I'm trying to decide on which picture to enter into this months contest. Help is much appreciated on which one I should enter!

Femur:









OR

Chuckie Sue:


----------



## SillyCone (May 7, 2011)

Femur Femur!

He's lovely!

.. It's a he right? Some females can be really tricky to get.. :V


----------



## kathstew (Feb 23, 2011)

Haha, yep he's a he. :3 Thank you!!! And I was leaning towards his pic as well. This was taken before he was a little stink and ATE HIS FINS OFF. >_> I'm still angry at him about that.


----------



## SillyCone (May 7, 2011)

Don't be, fishes are silly creatures by nature xD!

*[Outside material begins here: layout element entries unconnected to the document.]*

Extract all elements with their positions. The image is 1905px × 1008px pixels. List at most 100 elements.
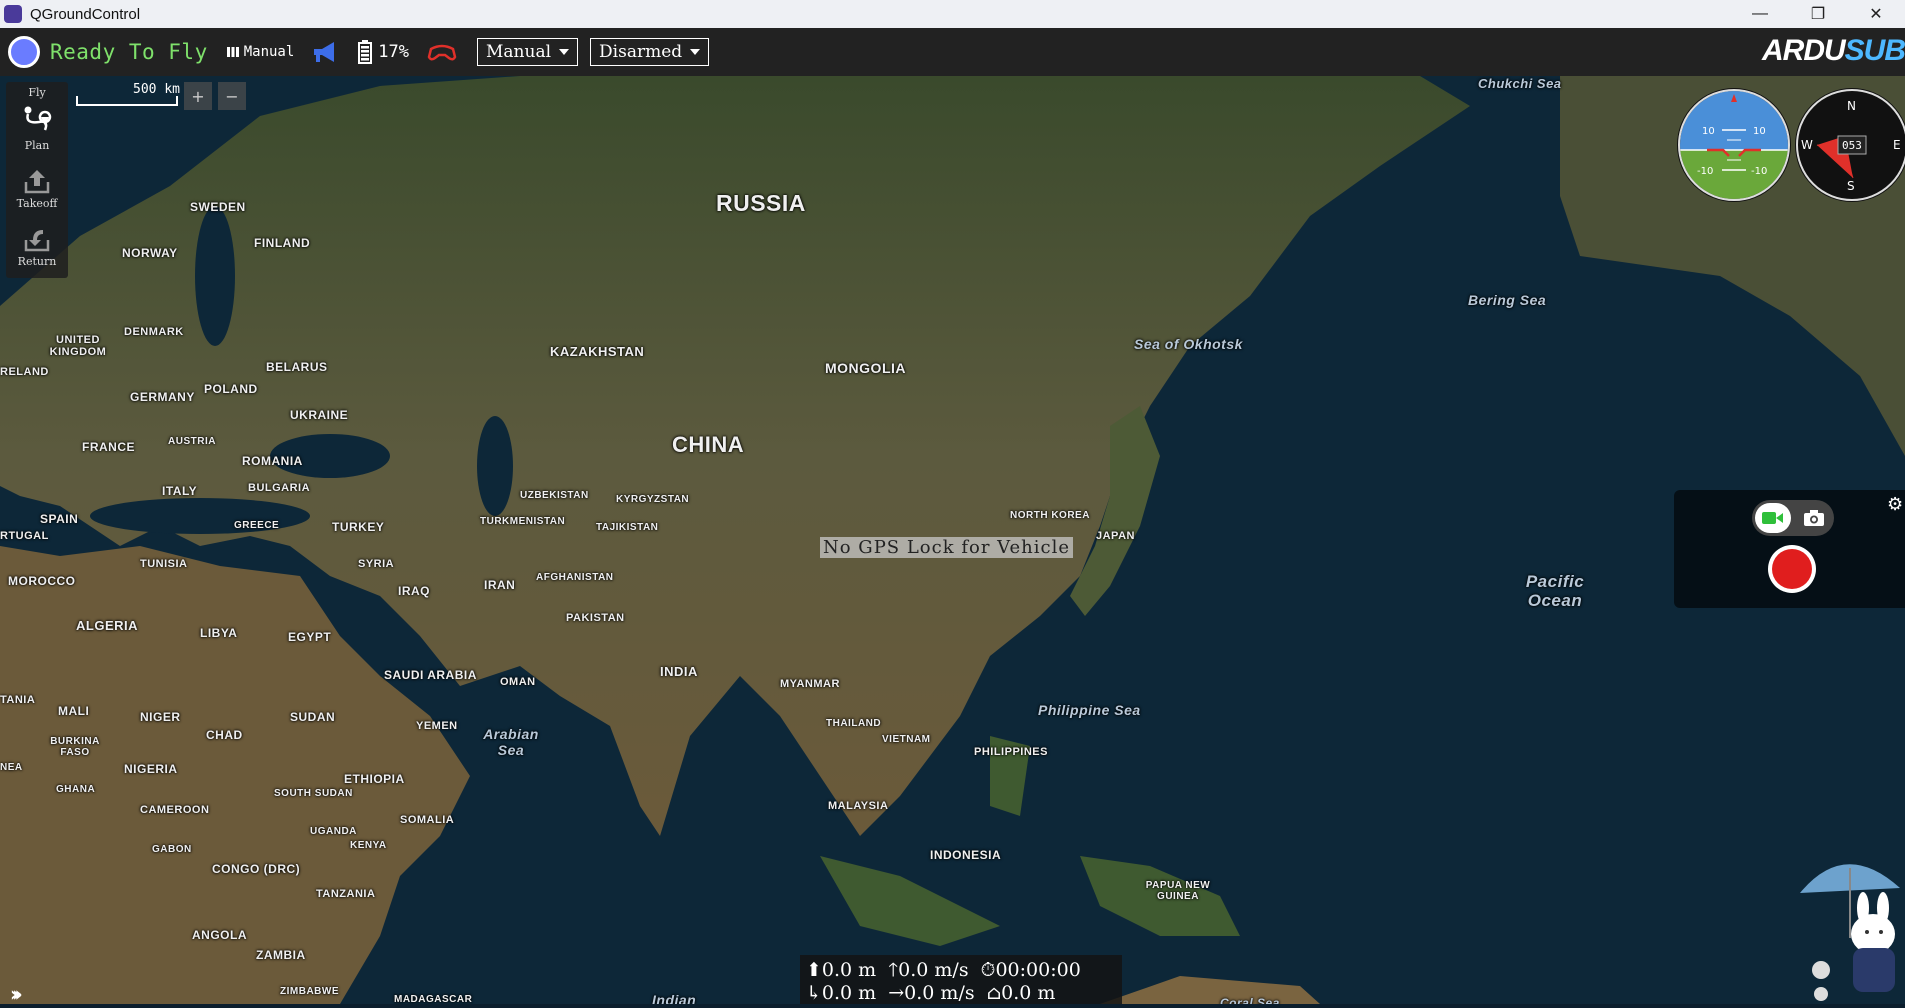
main-toolbar: Ready To Fly Manual 17% Manual Disarmed [0,28,1905,76]
compass-n: N [1847,99,1856,113]
timer-icon: ⏱ [980,959,996,981]
flight-time-value: 00:00:00 [995,959,1081,981]
map-label-germany: GERMANY [130,390,195,404]
map-label-arabian-sea: Arabian Sea [483,726,539,758]
return-icon [24,230,50,252]
record-button[interactable] [1768,545,1816,593]
rc-rssi-icon[interactable] [427,41,457,63]
map-scale: 500 km [76,82,180,110]
map-label-belarus: BELARUS [266,360,328,374]
map-label-ukraine: UKRAINE [290,408,349,422]
map-label-turkey: TURKEY [332,520,385,534]
map-label-afghanistan: AFGHANISTAN [536,572,614,583]
brand-prefix: ARDU [1761,34,1846,67]
pitch-down-left: -10 [1697,166,1713,177]
map-label-japan: JAPAN [1096,530,1135,542]
map-label-pakistan: PAKISTAN [566,612,625,624]
map-label-greece: GREECE [234,520,280,531]
takeoff-button[interactable]: Takeoff [6,168,68,210]
map-label-france: FRANCE [82,440,135,454]
expand-panel-icon[interactable]: ››› [10,982,23,1006]
map-label-ethiopia: ETHIOPIA [344,772,405,786]
takeoff-label: Takeoff [16,197,58,210]
pitch-up-right: 10 [1753,126,1766,137]
map-label-sudan: SUDAN [290,710,336,724]
map-label-finland: FINLAND [254,236,311,250]
map-label-egypt: EGYPT [288,630,332,644]
map-label-south-sudan: SOUTH SUDAN [274,788,353,799]
map-label-angola: ANGOLA [192,928,247,942]
telemetry-row-2: ↳0.0 m →0.0 m/s ⌂0.0 m [806,982,1122,1005]
map-label-guinea: NEA [0,762,23,773]
map-label-syria: SYRIA [358,558,395,570]
map-label-tajikistan: TAJIKISTAN [596,522,659,533]
flight-mode-select[interactable]: Manual [477,38,579,66]
camera-mode-toggle[interactable] [1752,500,1834,536]
chevron-down-icon [559,49,570,55]
map-scale-label: 500 km [133,82,180,97]
home-distance-icon: ⌂ [986,982,1002,1004]
return-label: Return [17,255,57,268]
return-button[interactable]: Return [6,226,68,268]
map-label-tunisia: TUNISIA [140,558,188,570]
mode-indicator[interactable]: Manual [226,44,294,60]
map-label-kenya: KENYA [350,840,387,851]
window-title: QGroundControl [30,5,141,23]
map-label-uzbekistan: UZBEKISTAN [520,490,589,501]
map-label-zimbabwe: ZIMBABWE [280,986,339,997]
camera-settings-gear-icon[interactable]: ⚙ [1887,494,1903,515]
map-label-iraq: IRAQ [398,584,430,598]
vehicle-status[interactable]: Ready To Fly [50,40,208,64]
map-label-italy: ITALY [162,484,198,498]
battery-percent: 17% [378,42,410,62]
map-label-morocco: MOROCCO [8,574,76,588]
map-label-pacific-ocean: Pacific Ocean [1525,572,1585,610]
map-label-mauritania: TANIA [0,694,36,706]
battery-indicator[interactable]: 17% [358,40,409,64]
map-label-myanmar: MYANMAR [780,678,840,690]
map-label-india: INDIA [660,664,698,679]
zoom-in-button[interactable]: + [184,82,212,110]
qgc-logo-button[interactable] [8,36,40,68]
map-label-somalia: SOMALIA [400,814,455,826]
mascot-widget[interactable] [1795,848,1905,1004]
map-label-yemen: YEMEN [416,720,458,732]
ardusub-brand-logo: ARDUSUB [1762,34,1905,68]
map-label-kazakhstan: KAZAKHSTAN [550,344,645,359]
minimize-button[interactable]: — [1731,0,1789,28]
compass-w: W [1801,138,1813,152]
plan-button[interactable]: Plan [6,104,68,152]
arm-state-value: Disarmed [599,42,683,62]
restore-button[interactable]: ❐ [1789,0,1847,28]
map-label-chad: CHAD [206,728,243,742]
messages-icon[interactable] [312,40,340,64]
video-camera-icon [1762,512,1783,524]
climb-rate-icon: 🡑 [888,959,899,981]
arm-state-select[interactable]: Disarmed [590,38,710,66]
ground-speed-icon: → [888,982,905,1004]
map-label-burkina: BURKINA FASO [50,736,100,758]
map-label-russia: RUSSIA [716,190,806,216]
map-label-philippines: PHILIPPINES [974,746,1048,758]
close-button[interactable]: ✕ [1847,0,1905,28]
pitch-down-right: -10 [1751,166,1767,177]
map-label-indonesia: INDONESIA [930,848,1002,862]
map-label-ireland: RELAND [0,366,49,378]
map-label-saudi: SAUDI ARABIA [384,668,477,682]
map-label-niger: NIGER [140,710,181,724]
compass-s: S [1847,179,1855,193]
map-label-austria: AUSTRIA [168,436,216,447]
map-label-philippine-sea: Philippine Sea [1038,702,1141,718]
zoom-out-button[interactable]: − [218,82,246,110]
map-label-oman: OMAN [500,676,536,688]
climb-rate-value: 0.0 m/s [898,959,969,981]
map-label-libya: LIBYA [200,626,238,640]
plan-icon [24,106,52,131]
photo-mode-button[interactable] [1796,503,1832,533]
video-mode-button[interactable] [1755,503,1791,533]
gps-lock-message: No GPS Lock for Vehicle [820,537,1074,558]
map-label-png: PAPUA NEW GUINEA [1145,880,1211,902]
window-controls: — ❐ ✕ [1731,0,1905,28]
map-label-madagascar: MADAGASCAR [394,994,473,1004]
flight-mode-value: Manual [486,42,552,62]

It's worse than a silly dog chasing his own tail... hahaha.

Makes me remember when I used to fish with my family, we used to say fishes were dummies because some of them we would fish them up to 3 times... <_<
(we never took them home, we would just have fun in sticking hooks at their mouths... uuugh I don't fish anymore, I miss the experience though )


----------



## Burd (Apr 10, 2011)

I'm stuck on Chuckie Sue's pick because of the cooolooors.


----------



## Rell30 (Jun 7, 2011)

I have to say that Femur is an eye catcher. Such a beautiful fish with such dazzling colors!!!


----------



## RayneForhest (Apr 22, 2011)

Femur


----------



## kathstew (Feb 23, 2011)

Thanks guys! Femur it is!

Burd - I know! Thats why I wasn't sure who to enter. I will probably enter Chuckie Sue next month!


----------



## copperarabian (Apr 27, 2011)

Femur  he's really stunning and I love the pose


----------



## riese98 (May 30, 2011)

ate his fins off?


----------



## BlueEyedBettaBoy (Jun 17, 2011)

femur is such a cutie!


----------



## BetterBetta (Jun 13, 2011)

I'm loving the dashes of color on Femur


----------



## kathstew (Feb 23, 2011)

Thanks guys! I adore him too, he's quite the tail biter though. 

Yeah, he chewed all along his caudal fin. :/ Its now much MUCH shorter.


----------